Little Ian was punctured many times in the next ten years. He asked for
it. Uncritical of the standards of Meredith and Gastone Doyle, he was
critical of everything he encountered outside them.
All this might not have mattered, but the most signal failure of the
Ross aunt and uncle was their failure to exhibit (and probably to feel)
any affection for the child they had never wanted and had accepted only
owing to their strong sense of duty. They were not only always correct,
they were very fair. Later on, when they knew a little more about growing
children, they congratulated Ian on every success and chided him only
for failure he could and should have avoided. But they never took pride
in his success.
When, much later, hn Ross studied psychology, as many others did
because of his own need for reassurance and justification, he found
many significant things in what he learned, as such people always
do. What struck him most was the confirmation that the human mind often
went perversely by opposites. The son of a miser was a spendthrift;
the daughter of a nymphomaniac was frigid; the children of religious
fanatics were pagans.
Yet there were things that could not be reversed. In particular, a child
who had never known warmth could not be warm.
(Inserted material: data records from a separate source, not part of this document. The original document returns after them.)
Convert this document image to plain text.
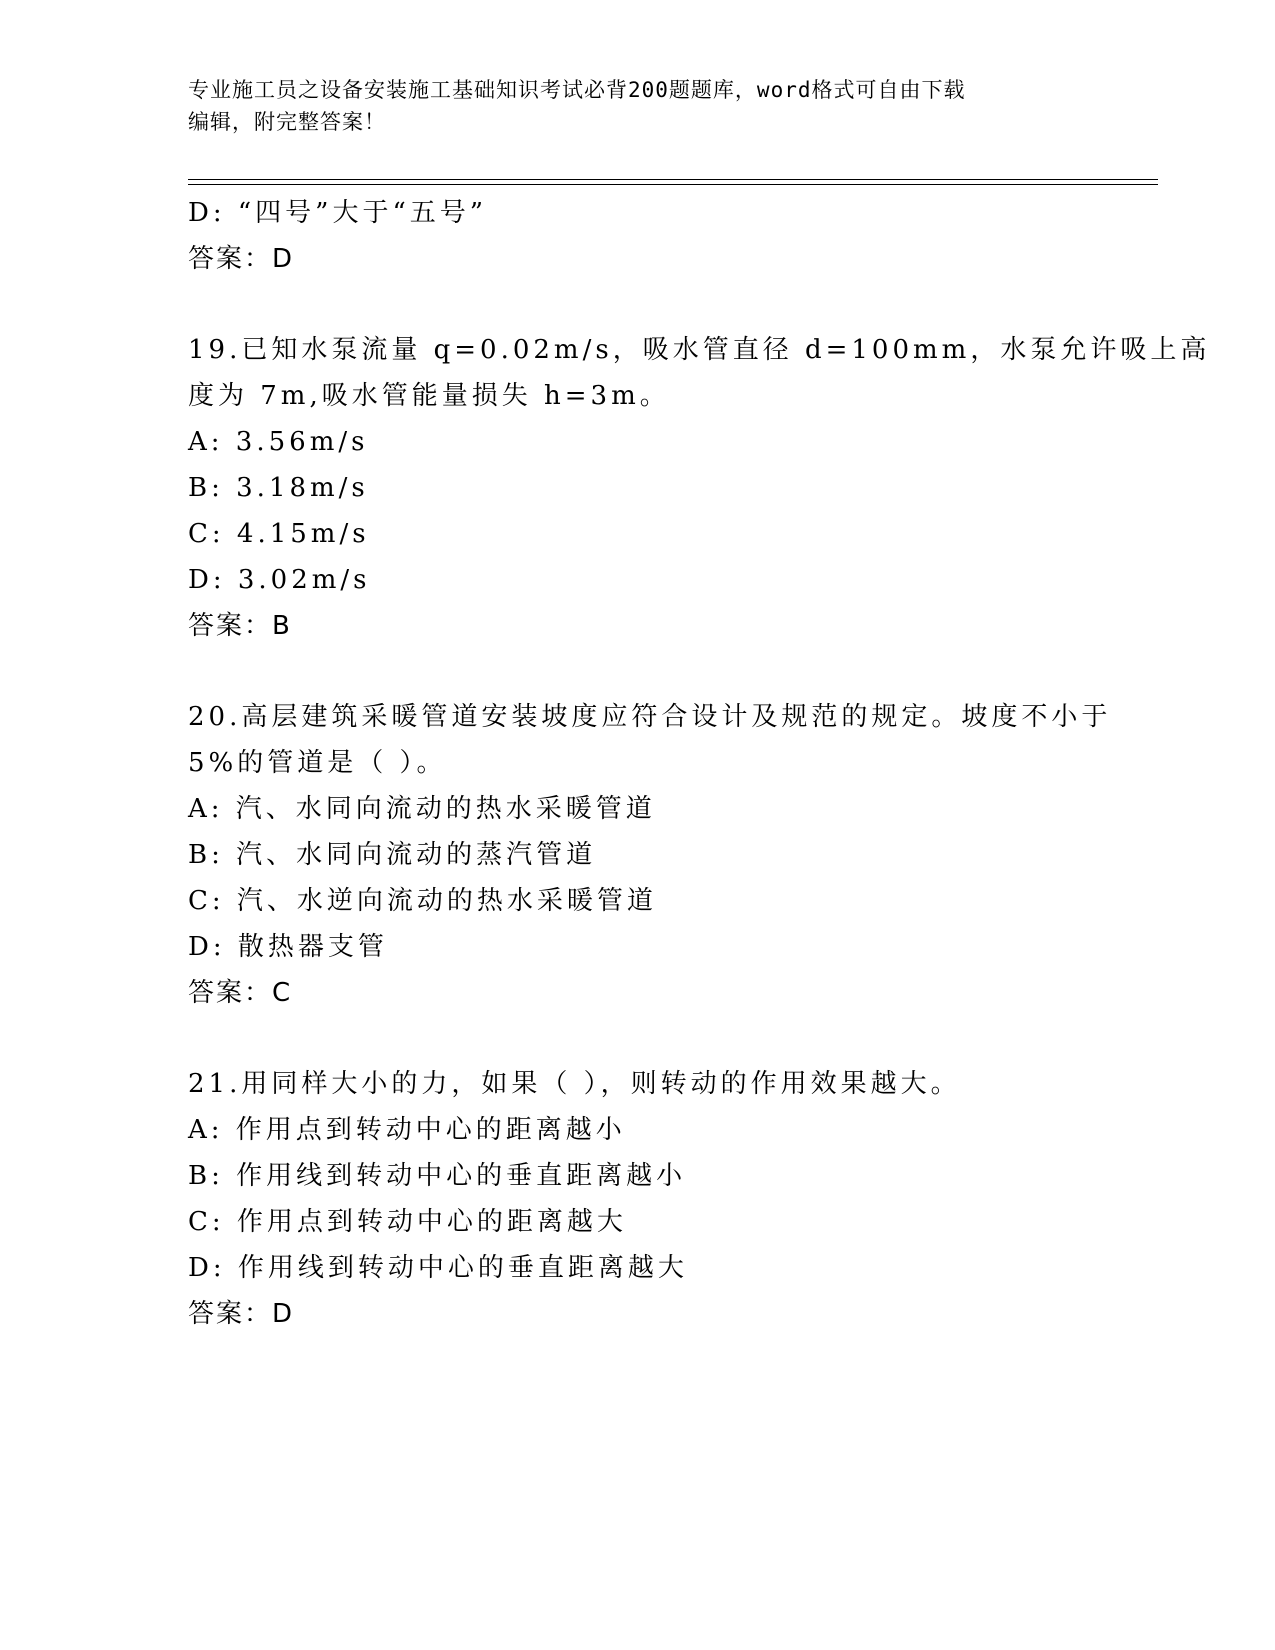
专业施工员之设备安装施工基础知识考试必背200题题库，word格式可自由下载
编辑，附完整答案！
D: “四号”大于“五号”
答案：D
19.已知水泵流量 q=0.02m/s，吸水管直径 d=100mm，水泵允许吸上高
度为 7m,吸水管能量损失 h=3m。
A: 3.56m/s
B: 3.18m/s
C: 4.15m/s
D: 3.02m/s
答案：B
20.高层建筑采暖管道安装坡度应符合设计及规范的规定。坡度不小于
5%的管道是（ ）。
A: 汽、水同向流动的热水采暖管道
B: 汽、水同向流动的蒸汽管道
C: 汽、水逆向流动的热水采暖管道
D: 散热器支管
答案：C
21.用同样大小的力，如果（ ），则转动的作用效果越大。
A: 作用点到转动中心的距离越小
B: 作用线到转动中心的垂直距离越小
C: 作用点到转动中心的距离越大
D: 作用线到转动中心的垂直距离越大
答案：D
So Ross prospered at school and was correct and dutiful. Then Meredith and
Gastone, who had always regarded Ian's parents' death as their own fault,
were killed in a crash themselves. They left their not inconsiderable
possessions to him.
In other respects, Ross developed as far from the teachings and examples
of Meredith and Gastone as possible. He drank, he gambled, he swore,
he fornicated, he blasphemed, because they did not.
Yet he could not love, because they did not. And now he ached for Anita.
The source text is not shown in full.